Abstract: Digital Power & Energy Systems (DigiPES) lab

The digital Power & Energy Systems (digi-PES) lab associated with the Electrical Energy Systems group at TU Eindhoven aims to enable an energy transition from micro energy grids towards the future integrated energy system. The laboratory environment is a cyber-physical ecosystem for students and researchers to explore innovations in various energy-related aspects of, but not limited to, nano/micro-grids, local energy communities, local flexibility/energy markets, optimal power/energy flow, or congestion management, hand-in-hand with emerging (big) data and Internet-of-Things (IoT) domains to lay a foundation for comprehensive data-drive and inter-dependencies models of energy system integration.

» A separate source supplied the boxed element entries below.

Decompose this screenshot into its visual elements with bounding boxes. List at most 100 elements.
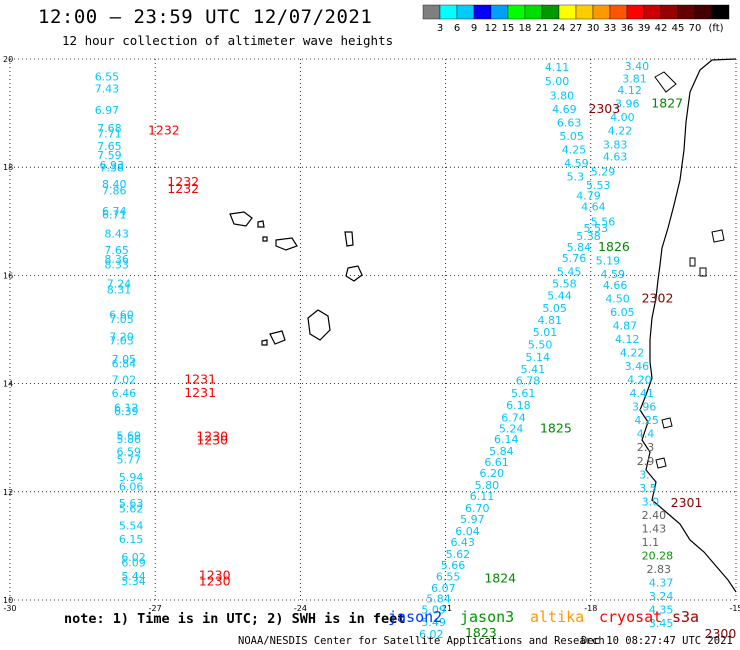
coastal-island-outline <box>661 417 673 429</box>
legend-cryosat: cryosat <box>599 608 663 626</box>
wave-height-label: 7.05 <box>112 353 137 366</box>
wave-height-label: 4.4 <box>637 428 655 441</box>
wave-height-label: 6.74 <box>501 411 526 424</box>
pass-time-label: 1231 <box>184 385 216 400</box>
wave-height-label: 7.71 <box>97 127 122 140</box>
coastal-island-outline <box>655 457 667 469</box>
wave-height-label: 6.09 <box>121 556 146 569</box>
wave-height-label: 5.63 <box>119 497 143 510</box>
wave-height-label: 6.43 <box>450 536 475 549</box>
colorbar-swatch <box>558 4 577 20</box>
wave-height-label: 3. <box>639 468 650 481</box>
wave-height-label: 6.61 <box>484 456 509 469</box>
wave-height-label: 5.62 <box>446 548 471 561</box>
wave-height-label: 5.80 <box>475 479 500 492</box>
x-tick-label: -18 <box>584 604 597 613</box>
colorbar-swatch <box>660 4 679 20</box>
colorbar: 3 6 9 12 15 18 21 24 27 30 33 36 39 42 45 70 (ft) <box>422 4 730 34</box>
wave-height-label: 5.58 <box>552 277 577 290</box>
wave-height-label: 3.83 <box>603 138 628 151</box>
colorbar-swatch <box>439 4 458 20</box>
wave-height-label: 5.38 <box>576 230 601 243</box>
island-outline <box>275 237 298 251</box>
wave-height-label: 5.05 <box>559 130 584 143</box>
wave-height-label: 7.65 <box>104 244 129 257</box>
wave-height-label: 4.22 <box>620 347 645 360</box>
wave-height-label: 6.46 <box>112 387 137 400</box>
wave-height-label: 4.64 <box>581 200 606 213</box>
wave-height-label: 5.00 <box>545 75 570 88</box>
wave-height-label: 6.06 <box>119 481 143 494</box>
wave-height-label: 7.59 <box>97 149 122 162</box>
wave-height-label: 6.02 <box>121 551 146 564</box>
wave-height-label: 4.12 <box>615 333 640 346</box>
island-outline <box>307 309 331 341</box>
legend-s3a: s3a <box>672 608 700 626</box>
wave-height-label: 4.11 <box>545 61 570 74</box>
wave-height-label: 5.94 <box>119 471 143 484</box>
wave-height-label: 4.50 <box>605 292 630 305</box>
wave-height-label: 7.86 <box>102 184 127 197</box>
colorbar-swatch <box>541 4 560 20</box>
wave-height-label: 6.39 <box>114 405 139 418</box>
colorbar-swatch <box>575 4 594 20</box>
wave-height-label: 7.02 <box>112 374 137 387</box>
wave-height-label: 5.53 <box>584 222 609 235</box>
x-tick-label: -27 <box>149 604 162 613</box>
wave-height-label: 3.96 <box>615 98 640 111</box>
y-tick-label: 18 <box>3 163 13 172</box>
colorbar-swatch <box>592 4 611 20</box>
legend-jason2: jason2 <box>388 608 443 626</box>
wave-height-label: 6.11 <box>470 490 495 503</box>
wave-height-label: 5.14 <box>525 351 550 364</box>
wave-height-label: 8.33 <box>104 258 129 271</box>
island-outline <box>269 330 286 345</box>
pass-time-label: 1230 <box>199 567 231 582</box>
wave-height-label: 8.43 <box>104 228 129 241</box>
island-outline <box>257 220 265 228</box>
colorbar-label: 70 <box>689 23 702 34</box>
wave-height-label: 3.46 <box>625 360 650 373</box>
pass-time-label: 2302 <box>642 290 674 305</box>
wave-height-label: 5.76 <box>562 252 587 265</box>
wave-height-label: 5.66 <box>441 559 466 572</box>
wave-height-label: 4.81 <box>538 314 563 327</box>
wave-height-label: 4.00 <box>610 111 635 124</box>
colorbar-swatch <box>711 4 730 20</box>
wave-height-label: 6.71 <box>102 209 127 222</box>
page-title: 12:00 – 23:59 UTC 12/07/2021 <box>38 6 373 28</box>
coastal-island-outline <box>689 257 696 267</box>
colorbar-label: 12 <box>485 23 498 34</box>
wave-height-label: 6.12 <box>114 402 139 415</box>
wave-height-label: 5.62 <box>119 502 143 515</box>
pass-time-label: 1827 <box>651 96 683 111</box>
colorbar-label: 33 <box>604 23 617 34</box>
colorbar-label: 24 <box>553 23 566 34</box>
wave-height-label: 6.55 <box>436 571 461 584</box>
island-outline <box>344 231 354 247</box>
y-tick-label: 12 <box>3 488 13 497</box>
wave-height-label: 6.05 <box>610 306 635 319</box>
wave-height-label: 3.80 <box>550 90 575 103</box>
wave-height-label: 5.84 <box>489 445 514 458</box>
wave-height-label: 5.44 <box>547 290 572 303</box>
colorbar-swatch <box>609 4 628 20</box>
wave-height-label: 3.0 <box>642 495 660 508</box>
wave-height-label: 8.40 <box>102 178 127 191</box>
colorbar-label: 3 <box>437 23 443 34</box>
wave-height-label: 1.43 <box>642 522 667 535</box>
pass-time-label: 2301 <box>671 495 703 510</box>
wave-height-label: 7.43 <box>95 83 120 96</box>
wave-height-label: 2.9 <box>637 455 655 468</box>
wave-height-label: 5.24 <box>499 422 523 435</box>
wave-height-label: 6.07 <box>431 582 456 595</box>
island-outline <box>229 211 253 227</box>
x-tick-label: -21 <box>439 604 452 613</box>
pass-time-label: 1823 <box>465 625 497 640</box>
y-tick-label: 14 <box>3 380 13 389</box>
pass-time-label: 1230 <box>196 428 228 443</box>
island-outline <box>261 339 268 346</box>
wave-height-label: 6.63 <box>557 117 582 130</box>
colorbar-label: 6 <box>454 23 460 34</box>
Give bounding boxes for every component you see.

Bio Geert Deconinck Geert Deconinck is full professor at the University of Leuven (KU Leuven, Belgium). Geert Deconinck is full professor (gewoon hoogleraar) at the KU Leuven since 2010. Since April 2012, he is head of the research group ELECTA (Electrical Energy and Computing Architectures) at the Department of Electrical Engineering (ESAT). ELECTA focuses on different research aspects related to electrical energy (smart distribution grids, electric power systems, HVDC, power electronics, techno-economic analysis of energy markets, etc.), from fundamental research to applications in collaboration with industry.

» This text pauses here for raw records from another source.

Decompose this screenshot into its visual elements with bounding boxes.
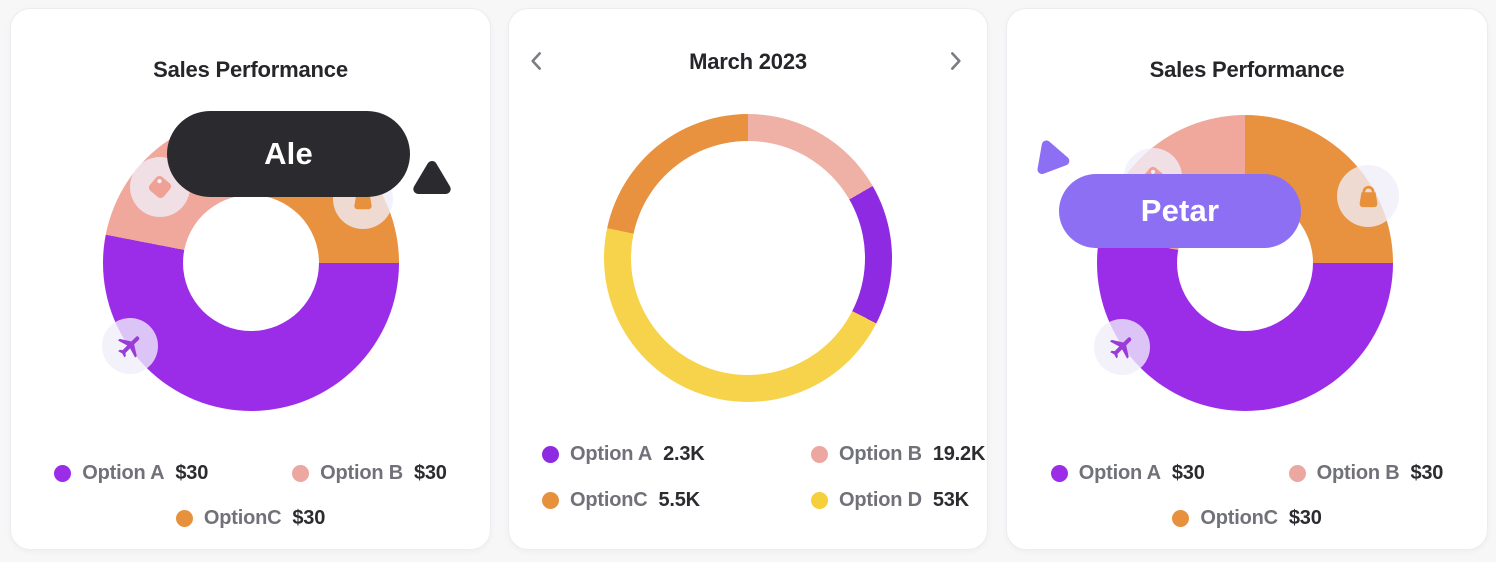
legend-dot	[175, 509, 193, 527]
legend-row: Option A $30 Option B $30	[11, 459, 490, 487]
legend-dot	[811, 445, 828, 463]
legend-value: $30	[175, 461, 209, 484]
sales-card-right: Sales Performance Petar	[1006, 8, 1488, 550]
legend-value: $30	[1288, 506, 1322, 529]
legend-dot	[1172, 509, 1190, 527]
legend-label: Option A	[570, 442, 653, 465]
legend-dot	[1288, 464, 1306, 482]
legend-label: Option A	[1078, 461, 1161, 484]
shopping-bag-badge	[1337, 165, 1399, 227]
legend-label: OptionC	[203, 506, 282, 529]
legend-value: $30	[413, 461, 447, 484]
shopping-bag-icon	[1359, 185, 1377, 207]
legend-row: Option A $30 Option B $30	[1007, 459, 1487, 487]
legend-label: OptionC	[570, 488, 648, 511]
legend-item: OptionC 5.5K	[542, 486, 811, 514]
chevron-right-icon	[950, 52, 961, 70]
airplane-icon	[1109, 337, 1132, 359]
prev-month-button[interactable]	[521, 45, 553, 77]
legend-value: 2.3K	[663, 442, 705, 465]
legend-item: Option A $30	[54, 459, 208, 487]
tag-icon	[148, 175, 172, 199]
legend-row: OptionC $30	[1007, 504, 1487, 532]
legend-dot	[292, 464, 310, 482]
airplane-icon	[117, 336, 140, 358]
month-title: March 2023	[689, 49, 807, 74]
legend-dot	[542, 491, 559, 509]
legend-value: 19.2K	[932, 442, 986, 465]
legend-item: Option D 53K	[811, 486, 985, 514]
legend-value: 53K	[932, 488, 969, 511]
legend-value: $30	[1410, 461, 1444, 484]
collab-cursor-pill-ale: Ale	[167, 111, 410, 197]
collab-cursor-name: Petar	[1140, 193, 1220, 228]
card-title: Sales Performance	[153, 57, 348, 82]
legend-dot	[1050, 464, 1068, 482]
legend-item: Option A 2.3K	[542, 440, 811, 468]
legend: Option A $30 Option B $30 OptionC $30	[11, 459, 490, 532]
legend-row: OptionC $30	[11, 504, 490, 532]
airplane-badge	[102, 318, 158, 374]
legend-value: $30	[292, 506, 326, 529]
legend-label: Option B	[839, 442, 922, 465]
month-chart-card: March 2023 Option A 2.3K Option B 19.2K …	[508, 8, 988, 550]
legend-label: Option B	[1316, 461, 1400, 484]
next-month-button[interactable]	[939, 45, 971, 77]
cursor-pointer-icon	[1037, 140, 1070, 175]
collab-cursor-name: Ale	[264, 136, 313, 171]
legend: Option A 2.3K Option B 19.2K OptionC 5.5…	[542, 440, 985, 514]
legend-value: 5.5K	[658, 488, 700, 511]
sales-card-left: Sales Performance Ale	[10, 8, 491, 550]
legend-dot	[542, 445, 559, 463]
legend-label: Option A	[82, 461, 165, 484]
airplane-badge	[1094, 319, 1150, 375]
chevron-left-icon	[531, 52, 542, 70]
legend-item: OptionC $30	[175, 504, 326, 532]
tag-badge	[130, 157, 190, 217]
legend-dot	[54, 464, 72, 482]
legend-label: Option D	[839, 488, 922, 511]
legend-item: Option B $30	[1288, 459, 1444, 487]
legend-value: $30	[1171, 461, 1205, 484]
legend-item: Option A $30	[1050, 459, 1205, 487]
card-title: Sales Performance	[1149, 57, 1345, 82]
legend-item: Option B 19.2K	[811, 440, 985, 468]
legend-label: Option B	[320, 461, 403, 484]
collab-cursor-pill-petar: Petar	[1059, 174, 1301, 248]
legend-item: Option B $30	[292, 459, 447, 487]
cursor-pointer-icon	[413, 160, 451, 194]
donut-ring-chart[interactable]	[604, 114, 892, 402]
legend-dot	[811, 491, 828, 509]
legend-label: OptionC	[1200, 506, 1278, 529]
legend-item: OptionC $30	[1172, 504, 1322, 532]
legend: Option A $30 Option B $30 OptionC $30	[1007, 459, 1487, 532]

Since October 2016, he is head of the KU Leuven division EnergyVille, where he is scientific leader for the research domain algorithms, modelling, optimisation, applied to smart electrical and thermal networks.

He is a fellow of the Institute of Engineering and Technology (IET) (M 2006, F 2013), co-chair of the IEEE SMC Technical Committee on Infrastructure Systems and Services, a senior member of the IEEE and of the IEEE Reliability, Computer and Power & Energy Societies (sM 1988, M 1996, SM 2000), and member of Cigr, KBVE and ie-net.

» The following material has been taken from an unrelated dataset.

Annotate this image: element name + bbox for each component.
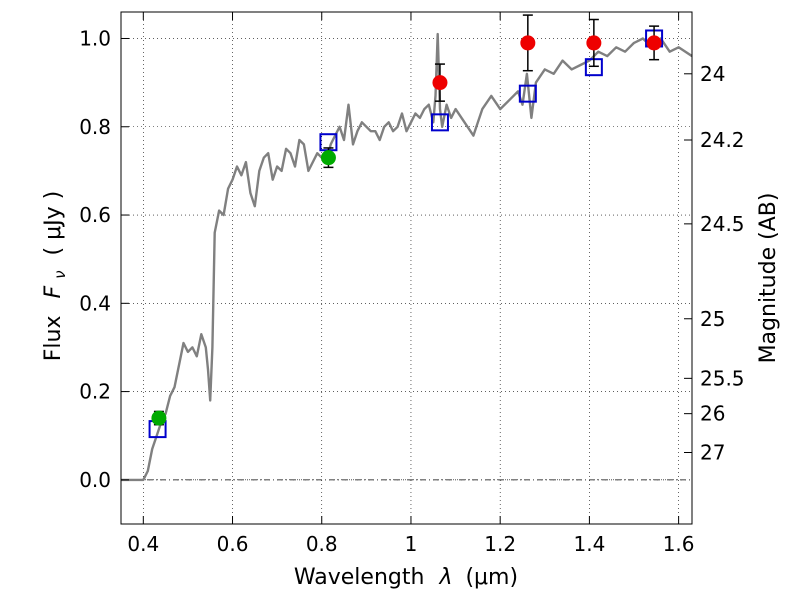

His research focuses on robust distributed coordination and control, specifically in the context of smart electric distribution networks.

Abstract: Scalable residential demand response in smart grids – challenges after 10 years of research

Residential demand response (e.g. shifting appliance use in time) and local energy storage allow to integrate more renewables into a smart electrical grid, or to have lower energy costs, without impacting user comfort. Within EnergyVille, KU Leuven's research centre on sustainable energy for an urban environment, we have been working on scalable demand response applications for more than ten years. This presentation will shed a light on such applications and on involved algorithms and multi-objective optimisation issues, as well as look forward towards future challenges.